Isu ini makin mencuat setelah muncul dugaan adanya kejanggalan dalam pelaksanaan program percetakan sawah tahun anggaran 2024. Sejumlah mahasiswa, yang juga mewakili keresahan warga, mempertanyakan detail program tersebut yang dinilai tidak jelas, mulai dari pelaksanaan, penggunaan dana, hingga hasil yang diharapkan. Ketertutupan informasi justru memperkuat asumsi adanya ketidakwajaran dalam proses pengambilan keputusan dan penggunaan anggaran.

Gerakan Anak Rakyat Sulawesi Barat (GARS-Sulbar) secara tegas menyarankan pemerintah desa untuk segera bersikap terbuka dan menjawab tuntutan itu secara jelas dan rasional. Keterbukaan bukan hanya cara meredam gejolak, tapi juga langkah konkret untuk memulihkan kepercayaan publik yang mulai luntur. Bila tidak direspons dengan bijak, GARS meyakini bahwa dugaan pelanggaran hukum dalam tata kelola pemerintahan desa hanya akan makin kuat dan terbuka lebar di hadapan publik.

Kita tidak boleh lupa, bahwa desa adalah ujung tombak pembangunan. Justru karena posisinya yang dekat dengan rakyat, transparansi di tingkat desa menjadi krusial. Setiap rupiah yang dikelola oleh pemerintah desa adalah uang rakyat. Dan rakyat punya hak untuk tahu, mengawasi, dan bahkan mempertanyakan ke mana anggaran itu digunakan.

Pemerintah desa seharusnya menjadikan kritik sebagai bahan evaluasi, bukan sebagai ancaman. Ketika rakyat bersuara, bukan berarti mereka melawan. Justru itulah bentuk partisipasi yang paling tulus dalam membangun desa bersama. Menutup diri dari kritik hanya akan mempercepat keretakan kepercayaan antara pemerintah dan warganya.
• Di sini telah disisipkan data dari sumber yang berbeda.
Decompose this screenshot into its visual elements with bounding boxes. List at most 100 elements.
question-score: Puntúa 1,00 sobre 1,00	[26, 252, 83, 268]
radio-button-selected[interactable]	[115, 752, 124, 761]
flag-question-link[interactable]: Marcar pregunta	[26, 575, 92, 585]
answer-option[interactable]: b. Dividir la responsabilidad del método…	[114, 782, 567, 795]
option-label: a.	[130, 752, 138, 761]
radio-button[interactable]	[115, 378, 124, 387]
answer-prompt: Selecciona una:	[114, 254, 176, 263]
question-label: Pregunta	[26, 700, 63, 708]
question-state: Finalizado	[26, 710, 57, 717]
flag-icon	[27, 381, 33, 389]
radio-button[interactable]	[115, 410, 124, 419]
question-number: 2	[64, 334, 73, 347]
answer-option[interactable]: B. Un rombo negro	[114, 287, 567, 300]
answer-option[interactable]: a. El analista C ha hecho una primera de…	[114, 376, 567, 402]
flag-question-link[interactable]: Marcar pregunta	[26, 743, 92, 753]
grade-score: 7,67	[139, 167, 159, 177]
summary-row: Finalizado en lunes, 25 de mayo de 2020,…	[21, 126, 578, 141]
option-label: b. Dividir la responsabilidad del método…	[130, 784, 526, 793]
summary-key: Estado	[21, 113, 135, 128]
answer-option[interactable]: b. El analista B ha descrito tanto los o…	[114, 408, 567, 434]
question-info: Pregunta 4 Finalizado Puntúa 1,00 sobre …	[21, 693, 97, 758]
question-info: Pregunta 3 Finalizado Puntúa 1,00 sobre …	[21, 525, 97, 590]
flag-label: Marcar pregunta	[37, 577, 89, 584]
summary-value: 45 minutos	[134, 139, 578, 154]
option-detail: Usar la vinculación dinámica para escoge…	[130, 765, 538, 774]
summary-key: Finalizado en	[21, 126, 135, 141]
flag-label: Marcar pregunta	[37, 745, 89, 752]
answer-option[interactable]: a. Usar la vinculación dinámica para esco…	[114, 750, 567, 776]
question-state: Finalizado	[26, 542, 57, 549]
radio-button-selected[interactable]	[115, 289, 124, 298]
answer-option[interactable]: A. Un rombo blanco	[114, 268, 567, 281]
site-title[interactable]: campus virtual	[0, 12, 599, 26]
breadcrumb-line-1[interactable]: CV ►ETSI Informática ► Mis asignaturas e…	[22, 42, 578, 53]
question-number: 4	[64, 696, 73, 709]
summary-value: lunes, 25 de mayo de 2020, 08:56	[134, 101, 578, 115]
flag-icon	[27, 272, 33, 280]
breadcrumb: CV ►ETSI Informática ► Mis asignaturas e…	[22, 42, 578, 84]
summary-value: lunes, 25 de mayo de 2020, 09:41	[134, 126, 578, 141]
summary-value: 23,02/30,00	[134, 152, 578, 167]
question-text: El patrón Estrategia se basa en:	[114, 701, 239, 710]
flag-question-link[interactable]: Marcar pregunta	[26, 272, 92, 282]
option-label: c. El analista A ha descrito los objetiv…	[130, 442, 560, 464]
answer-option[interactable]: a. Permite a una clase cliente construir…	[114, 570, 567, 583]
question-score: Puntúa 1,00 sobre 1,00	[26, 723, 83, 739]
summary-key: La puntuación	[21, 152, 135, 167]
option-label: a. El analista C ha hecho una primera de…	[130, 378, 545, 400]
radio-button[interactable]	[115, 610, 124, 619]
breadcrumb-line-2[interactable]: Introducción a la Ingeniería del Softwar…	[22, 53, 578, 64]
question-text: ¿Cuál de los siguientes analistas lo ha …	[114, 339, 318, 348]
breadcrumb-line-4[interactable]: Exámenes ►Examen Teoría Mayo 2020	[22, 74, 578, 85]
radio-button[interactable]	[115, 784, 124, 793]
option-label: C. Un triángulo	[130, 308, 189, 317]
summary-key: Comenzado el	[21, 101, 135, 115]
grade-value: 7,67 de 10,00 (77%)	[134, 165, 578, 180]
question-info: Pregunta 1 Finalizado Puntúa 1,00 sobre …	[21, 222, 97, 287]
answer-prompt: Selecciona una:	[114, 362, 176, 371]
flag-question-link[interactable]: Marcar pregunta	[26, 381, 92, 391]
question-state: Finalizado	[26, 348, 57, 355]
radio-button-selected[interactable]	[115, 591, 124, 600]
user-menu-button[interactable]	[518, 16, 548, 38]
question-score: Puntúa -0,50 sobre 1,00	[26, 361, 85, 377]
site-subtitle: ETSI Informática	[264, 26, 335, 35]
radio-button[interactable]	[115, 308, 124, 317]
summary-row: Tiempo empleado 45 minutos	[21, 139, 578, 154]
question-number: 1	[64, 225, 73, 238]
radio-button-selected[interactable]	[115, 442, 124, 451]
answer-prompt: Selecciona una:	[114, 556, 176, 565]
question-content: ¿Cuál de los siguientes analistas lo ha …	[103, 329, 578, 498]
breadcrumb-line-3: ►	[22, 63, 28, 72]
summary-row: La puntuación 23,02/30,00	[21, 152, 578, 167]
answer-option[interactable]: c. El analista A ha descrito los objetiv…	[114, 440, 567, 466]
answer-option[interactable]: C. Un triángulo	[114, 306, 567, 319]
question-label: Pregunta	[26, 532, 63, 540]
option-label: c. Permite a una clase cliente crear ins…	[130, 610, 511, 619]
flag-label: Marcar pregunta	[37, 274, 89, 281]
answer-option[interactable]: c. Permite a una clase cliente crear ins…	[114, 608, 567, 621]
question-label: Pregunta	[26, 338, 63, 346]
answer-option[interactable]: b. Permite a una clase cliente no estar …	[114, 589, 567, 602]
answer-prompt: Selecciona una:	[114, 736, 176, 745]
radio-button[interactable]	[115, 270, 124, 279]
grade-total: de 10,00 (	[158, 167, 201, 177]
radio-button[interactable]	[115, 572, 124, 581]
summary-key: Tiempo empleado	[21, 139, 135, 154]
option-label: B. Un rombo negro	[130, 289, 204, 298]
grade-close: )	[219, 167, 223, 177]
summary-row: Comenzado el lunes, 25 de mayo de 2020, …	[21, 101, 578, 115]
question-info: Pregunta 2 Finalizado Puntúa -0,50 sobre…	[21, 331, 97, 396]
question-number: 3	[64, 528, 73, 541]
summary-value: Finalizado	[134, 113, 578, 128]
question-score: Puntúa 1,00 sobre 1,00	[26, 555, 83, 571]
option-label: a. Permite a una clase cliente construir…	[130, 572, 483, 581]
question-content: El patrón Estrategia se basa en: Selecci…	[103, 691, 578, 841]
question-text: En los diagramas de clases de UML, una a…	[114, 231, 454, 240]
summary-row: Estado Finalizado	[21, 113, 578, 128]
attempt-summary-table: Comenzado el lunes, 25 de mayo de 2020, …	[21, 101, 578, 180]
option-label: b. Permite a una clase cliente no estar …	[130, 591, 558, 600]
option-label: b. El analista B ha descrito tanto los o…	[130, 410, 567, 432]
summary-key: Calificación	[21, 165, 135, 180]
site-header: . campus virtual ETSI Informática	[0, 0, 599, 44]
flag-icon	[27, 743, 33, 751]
Kita juga patut menyoal: mengapa pemasangan APBDes di papan informasi desa—yang merupakan kewajiban hukum—masih dianggap hal remeh oleh sebagian pihak? Padahal ini adalah langkah sederhana namun sangat penting. Dengan APBDes yang terbuka, masyarakat bisa mengawal program, menilai prioritas, hingga mendorong efisiensi anggaran. Sebaliknya, ketertutupan justru membuka ruang gelap bagi potensi penyimpangan.

Perlu kita tegaskan bersama: transparansi bukanlah ancaman. Ia adalah kewajiban. Dan kewajiban ini bukan datang dari tekanan mahasiswa, melainkan dari perintah undang-undang. Ketika pemerintah desa memilih untuk tidak mematuhi amanat hukum, maka mereka telah memilih untuk berdiri di luar jalur konstitusi.

Pemerintah desa Popenga harus kembali ke pangkuan aturan. Jangan mempermainkan kepercayaan publik dengan narasi yang menjauh dari fakta. Dengarkan suara mahasiswa, karena mereka adalah representasi dari rakyat yang peduli. Jangan buru-buru memvonis mereka sebagai pembuat gaduh, karena sesungguhnya, di balik kegelisahan mereka, ada cinta yang besar terhadap desa ini.

Mari kita bangun Popenga dengan hati yang jernih, pikiran yang terbuka, dan komitmen yang teguh pada transparansi. Karena hanya dengan itulah, kita bisa memastikan bahwa desa ini benar-benar menjadi milik semua, bukan hanya milik segelintir yang merasa paling berkuasa.